Aussi, si les travaux n’ont pas été demandés par le propriétaire, aucune hypothèque légale de la construction ne pourra être publiée sur son immeuble.
Les montants
L’article 2728 C.c.Q. explique que l’hypothèque légale de la construction ne garantit que la plus-value donnée à l’immeuble par les travaux. Ainsi, si vous faites construire un solarium au montant de 5 000 $ mais qu’il n’apporte que 3 000 $ de plus-value à votre immeuble, l’hypothèque que pourra inscrire automatiquement le constructeur sera de 3 000 $ seulement. Bien sûr, il conservera un recours personnel contre vous pour le reste.
Les délais
Un avis d’hypothèque doit être inscrit au registre foncier et signifié au propriétaire de l’immeuble dans les 30 jours suivant la fin des travaux afin que l’hypothèque soit conservée.
Par la suite, elle s’éteindra automatiquement si le constructeur n’a pas publié d’action ou de préavis d’exercice d’un recours hypothécaire au registre foncier dans les 6 mois de la fin des travaux.
La notion de fin des travaux
Il n’y a qu’une seule fin des travaux, peu importe le nombre d’ouvriers et le type de travaux à effectuer. Ainsi, si vous faites refaire les murs et les fenêtres de votre immeuble, que les murs sont terminés le 13 mars et les fenêtres posées le 20 mars, la fin des travaux sera le 20 mars.

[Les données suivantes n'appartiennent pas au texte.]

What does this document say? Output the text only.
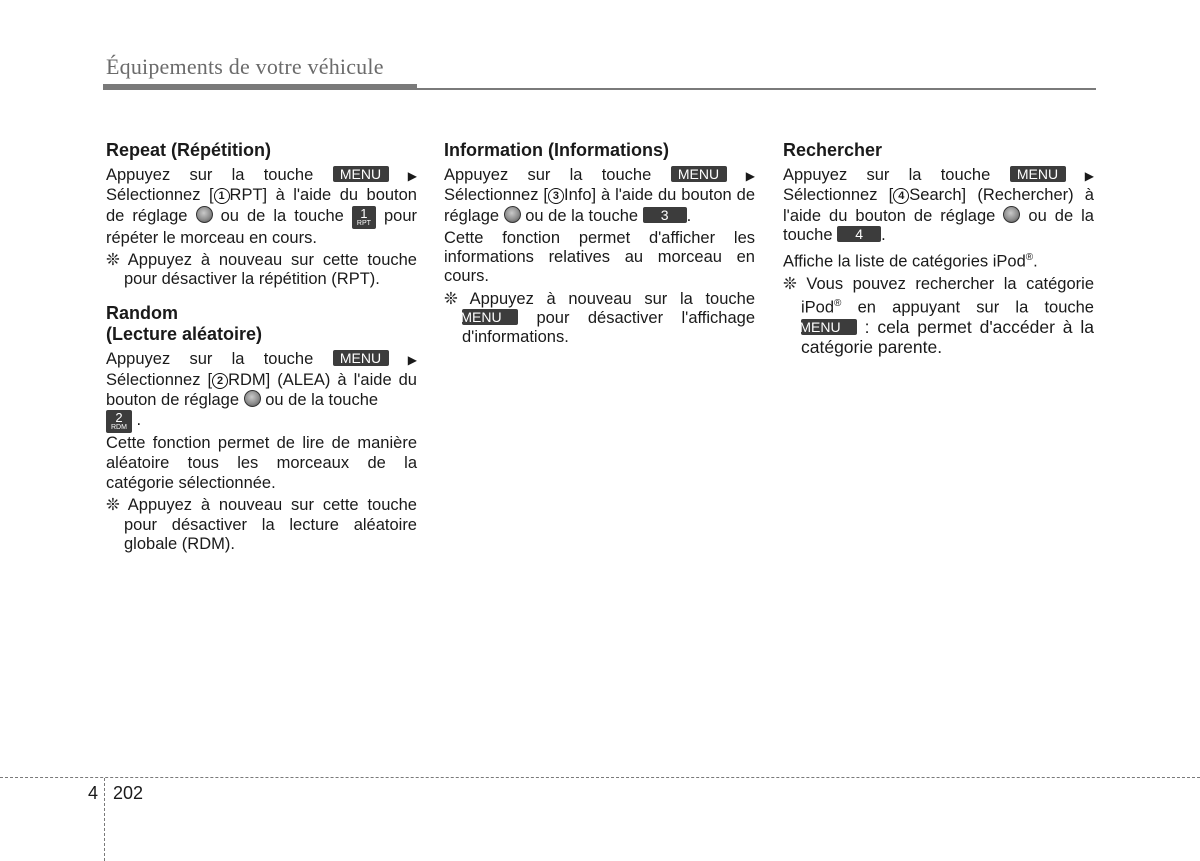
Équipements de votre véhicule
Repeat (Répétition)

Appuyez sur la touche MENU ▶ Sélectionnez [ 1 RPT] à l'aide du bouton de réglage ou de la touche 1
RPT pour répéter le morceau en cours.

❊ Appuyez à nouveau sur cette touche pour désactiver la répétition (RPT).

Random
(Lecture aléatoire)

Appuyez sur la touche MENU ▶ Sélectionnez [ 2 RDM] (ALEA) à l'aide du bouton de réglage ou de la touche
2
RDM .

Cette fonction permet de lire de manière aléatoire tous les morceaux de la catégorie sélectionnée.

❊ Appuyez à nouveau sur cette touche pour désactiver la lecture aléatoire globale (RDM).

Information (Informations)

Appuyez sur la touche MENU ▶ Sélectionnez [ 3 Info] à l'aide du bouton de réglage ou de la touche 3 .

Cette fonction permet d'afficher les informations relatives au morceau en cours.

❊ Appuyez à nouveau sur la touche MENU pour désactiver l'affichage d'informations.

Rechercher

Appuyez sur la touche MENU ▶ Sélectionnez [ 4 Search] (Rechercher) à l'aide du bouton de réglage ou de la touche 4 .

Affiche la liste de catégories iPod®.

❊ Vous pouvez rechercher la catégorie iPod® en appuyant sur la touche MENU : cela permet d'accéder à la catégorie parente.

4 202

Par exemple, dans la cause Bertrand Spénard c. 3102-7725 Québec Inc.(1), un couple avait contracté pour l’achat d’armoires de cuisines. Quand les armoires ont été livrées, elles n’étaient pas les bonnes. La compagnie a refusé de les changer arguant que c’était ce modèle qui avait été choisi. Le couple a finalement décidé de faire affaire avec une autre compagnie et n’a jamais payé les premières armoires. Une hypothèque légale de la construction a été inscrite et le couple prétendait qu’elle n’était pas valide étant donné qu’elle avait été inscrite plus de trente jours après la fin des travaux. Le juge a décidé que, puisque les premières armoires n’avaient jamais été posées mais que le couple n’avait pas eu l’intention d’abandonner le projet, les travaux avaient été suspendus et non abandonnés. La fin des travaux n’avait donc eu lieu que lorsque les nouvelles armoires avaient été installées et l’hypothèque avait été publiée dans les délais.
Le rang
Selon l’article 2952 C.c.Q., l’hypothèque légale de la construction prend automatiquement rang avant toute autre hypothèque pour la plus-value apportée à l’immeuble. S’il y a plus d’une hypothèque légale de la construction, elles prennent rang en concurrence, proportionnellement à la valeur de chacune des créances.
Ces informations peuvent vous donner une idée de la validité ou non d’une hypothèque de la construction. Néanmoins, ce sujet reste très complexe et chaque cas est un cas d’espèce. Dans le doute, mieux vaut consulter un avocat.